Romani nomina anche la banda larga, gloriandosi di avere destinato 100 milioni alla sua diffusione. Ma non dice che il piano originale, lanciato un anno e mezzo fa quando era viceministro (giugno 2009), di milioni di Euro ne prevedeva 1.471, quindici volte tanto. E che anche i cento milioni superstiti rischiano di sparire, visto che almeno un terzo senbra già destinato alla rete TV digitale terrestre. E comunque per digitalizzare davvero l'Italia servirebbero 8 miliardi di Euro.

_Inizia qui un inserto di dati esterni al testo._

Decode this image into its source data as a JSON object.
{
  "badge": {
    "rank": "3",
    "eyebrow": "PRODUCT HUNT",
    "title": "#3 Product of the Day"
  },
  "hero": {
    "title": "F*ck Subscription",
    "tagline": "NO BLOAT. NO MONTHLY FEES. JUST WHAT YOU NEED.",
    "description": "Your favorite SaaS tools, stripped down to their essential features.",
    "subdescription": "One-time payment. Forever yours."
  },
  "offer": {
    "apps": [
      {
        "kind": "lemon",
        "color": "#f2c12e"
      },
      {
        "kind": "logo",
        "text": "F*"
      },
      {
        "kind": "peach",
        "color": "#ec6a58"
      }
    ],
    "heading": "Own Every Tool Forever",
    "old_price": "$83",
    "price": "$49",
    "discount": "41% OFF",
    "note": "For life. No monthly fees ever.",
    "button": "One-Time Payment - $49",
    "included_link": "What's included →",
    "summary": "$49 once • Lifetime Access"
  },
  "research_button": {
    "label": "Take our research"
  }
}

Non manca un accenno al mito nucleare. Romani, che nella vita precedente si è occupato principalmente di televisioni private, deve essere stato briffato, come direbbe Nicole Minetti, dai soliti noti del club atomico italiano: “La nostra bilancia energetica è in profondo rosso. Per accelerare, qui sì con una frustata netta, approveremo nel prossimo CdM la bozza di ‘correttivo’ al decreto legislativo sul nucleare”. Come noto non siamo affatto in rosso, possiamo largamente fare fronte alle nostre necessità energetiche presenti e future con la produzione delle nostre centrali attuali. Importiamo energia nucleare perchè la Francia nelle ore fuori picco la produce in surplus, non sa che farci e la svende. Le centrali atomiche infatti non si possono spegnere e accendere come fossero una caldaia, quindi si cerca di piazzare l'eccedente sul mercato anche sottocosto. In ogni caso i nostri consumi energetici sono in calo, e solo nel 2020 torneranno ai livelli di tre anni fa. Nel frattempo l'efficienza energetica migliora, mentre si diffondono le rinnovabili. Quindi di centrali atomiche non c'è bisogno oggi, ma soprattutto non ce ne sarà domani. Ma su questo il ministro esperto in TV private non è stato "briffato".